Unicode Technical Reports, also

Specifications FAQ

  • I want to get online data for implementing Unicode. Where can I find data for:

    • Character properties?

    • Upper/lower/titlecasing?

    • Decompositions?

    • Normalization?

    • Conversion to other character encodings?

    • Code for Kanji code conversion with compressed tables?

Online Data

  • Are there conferences or seminars where we can find out more about Unicode?

Unicode Conferences

  • Who are the current members of the Consortium?

  • I am interested in joining the Consortium. Where can I find out more?

Membership Information

Our Members

Q: What does Unicode conformance require?

Chapter 3, Conformance discusses this in detail. Here's a very informal version:

Q: Can applications simply use unassigned characters as they wish?
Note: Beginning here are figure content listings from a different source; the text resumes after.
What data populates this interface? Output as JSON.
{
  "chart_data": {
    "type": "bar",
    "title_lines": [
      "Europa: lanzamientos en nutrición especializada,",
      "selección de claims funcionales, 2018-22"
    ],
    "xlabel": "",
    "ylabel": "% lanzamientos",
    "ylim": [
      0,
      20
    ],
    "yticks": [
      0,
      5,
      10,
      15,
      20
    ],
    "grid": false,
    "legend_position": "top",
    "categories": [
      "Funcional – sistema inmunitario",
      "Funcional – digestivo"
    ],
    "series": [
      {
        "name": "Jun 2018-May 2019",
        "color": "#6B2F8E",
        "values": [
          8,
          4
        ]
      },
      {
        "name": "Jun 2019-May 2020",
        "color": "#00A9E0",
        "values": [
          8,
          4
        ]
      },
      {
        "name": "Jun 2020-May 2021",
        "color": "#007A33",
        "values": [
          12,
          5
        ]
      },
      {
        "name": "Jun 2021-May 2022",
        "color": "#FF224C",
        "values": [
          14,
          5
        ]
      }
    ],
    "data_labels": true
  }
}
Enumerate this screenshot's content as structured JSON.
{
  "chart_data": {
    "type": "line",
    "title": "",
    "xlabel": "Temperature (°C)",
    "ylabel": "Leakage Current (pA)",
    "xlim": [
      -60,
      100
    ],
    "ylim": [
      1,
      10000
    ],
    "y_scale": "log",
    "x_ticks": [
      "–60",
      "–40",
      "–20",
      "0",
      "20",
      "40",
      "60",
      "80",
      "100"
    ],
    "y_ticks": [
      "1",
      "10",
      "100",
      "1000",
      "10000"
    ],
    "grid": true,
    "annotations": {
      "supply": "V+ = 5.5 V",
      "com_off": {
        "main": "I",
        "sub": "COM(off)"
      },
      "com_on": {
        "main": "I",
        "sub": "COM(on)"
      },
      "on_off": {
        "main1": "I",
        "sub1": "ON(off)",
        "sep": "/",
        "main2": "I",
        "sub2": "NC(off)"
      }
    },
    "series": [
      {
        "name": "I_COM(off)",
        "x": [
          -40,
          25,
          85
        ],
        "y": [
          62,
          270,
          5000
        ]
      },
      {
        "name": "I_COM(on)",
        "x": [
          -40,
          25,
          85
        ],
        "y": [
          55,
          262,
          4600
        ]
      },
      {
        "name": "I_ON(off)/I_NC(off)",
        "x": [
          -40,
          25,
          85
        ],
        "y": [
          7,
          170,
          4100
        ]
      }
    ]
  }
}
Conformant Unicode implementations must not assign meaning to any reserved, un-encoded values outside of the private use area (but they may store and transport them as part of the text stream).

Only the values in the private use areas (U+E000..U+F8FF, U+F0000..U+FFFFD, and U+100000..U+10FFFD) are legal for private assignment. With over 137,000 code points the set of private use characters should be more than ample for the vast majority of implementations.

Q: Are surrogate code points the same as supplementary characters?

The two sound similar and are easily confused; they are not the same even though the concepts are related.

Surrogate code points (in the range U+D800..U+DFFF) are reserved for use in pairs to represent supplementary code points in UTF-16. When not used in this way, and when not using UTF-16, surrogate code points should not be used. There are not and will never be surrogate characters (that is, encoded characters represented with a single surrogate code point).

Supplementary characters are those assigned code points in the range U+10000..U+10FFFF, which is different from the range for surrogate code points. Whether supplementary characters are represented by a single code unit (using UTF-32), a surrogate code point pair, (as in UTF-16) or four code units (bytes) (as in UTF-8) these code point are all available to be assigned (or have been assigned) to single characters in the ordinary way.

They are called supplementary characters for historical reasons.

Q: What can I do if I think there is an error in the Unicode Standard or other specification?

Request a correction, clarification or change to the relevant specification by submitting feedback, a formal proposal, or a bug report to the corresponding technical committee (UTC or CLDR-TC or ICU-TC). See Public Review Issues for an explanation of how to do this. (The methods are different for the three committees and the type of change requested.)

Q: Can I visit Unicode?

The Unicode Consortium is a global virtual organization, with people contributing from around the world. So there is no central physical location that would be appropriate for an in-person visit.